One of the most worrying news that was recently broadcast is the ability of the secret services to break the firmware of a hard drive. by malicious code flashing. Kaspersky researchers who have unveiled the new type of espionage tool say it is "better than anything else" they have seen to date.
The hacking tool is believed to be an NSA product, and is particularly important as firmware breaches give attackers full control of a system. It is called "nls_933w.dll", and is the first of its kind to use both spy platforms (EquationDrug and GrayFish) discovered by Kaspersky.
But worrying is that it can create an invisible storage space on the victim's hard disk to hide the data stolen from the system. So the attackers can retrieve them later. This allows attackers to intercept files even from encrypted discs. How;
When the computer is running, the data is decrypted. At that time, it is very easy to make copies at the very bottom of the disk that is not encrypted.
How does it work
Hard disks have a controller, which is essentially a mini-computer, that includes a flash memory chip or ROM, where the firmware code for the hard disk operation is.
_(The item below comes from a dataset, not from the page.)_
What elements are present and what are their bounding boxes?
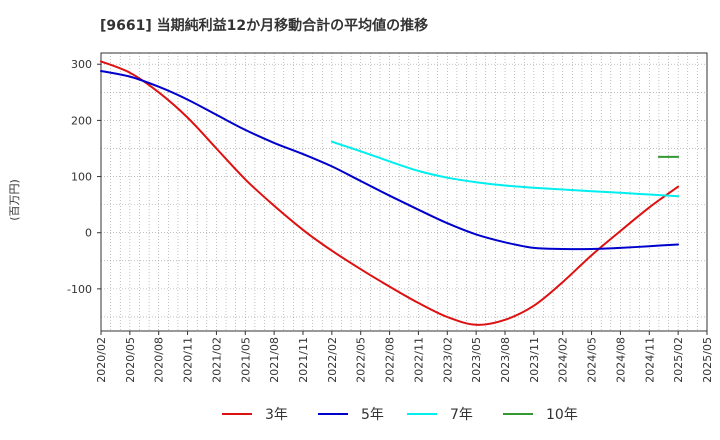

A Trojan firmware allows attackers to stay in the system even if the software is updated. From then on, the malicious code can not be eliminated. Even if the victim believes that his computer is infected, and performs a new installation of the operating system, the malicious code on the firmware remains intact.
According to the researchers, the firmware can be installed in many different hard disk chips, such as IBM, Seagate, Western Digital, and Toshiba.
The ROM chip containing the software includes a small storage space that remains unused. If the ROM chip is 2 MB, the software can fit into 1,5 MB, leaving half a megabyte of unused space that can be used to hide data from the attackers.
So super hackers do not need passwords if they can copy the entire directory from the operating system to a hidden space for later access. How, however, since the space that remains free of it firmware is too small. Thus, attackers need a larger hidden space for storage. Fortunately for them, there is. There are large sectors of the disk that are unused and could be used to secretly store data, even those that may have been deleted from the system.
A interest .pdf published in February 2013, by Ariel Berkman states: “there are sectors that not only can not be accessed through standard tools, but also remain inaccessible to antivirus software. ”
Berkman, according to Wired, reports that a particular Western Digital disk model has 141 MB designed for a system service area but only uses 12 MB from it, leaving the rest free for hidden storage.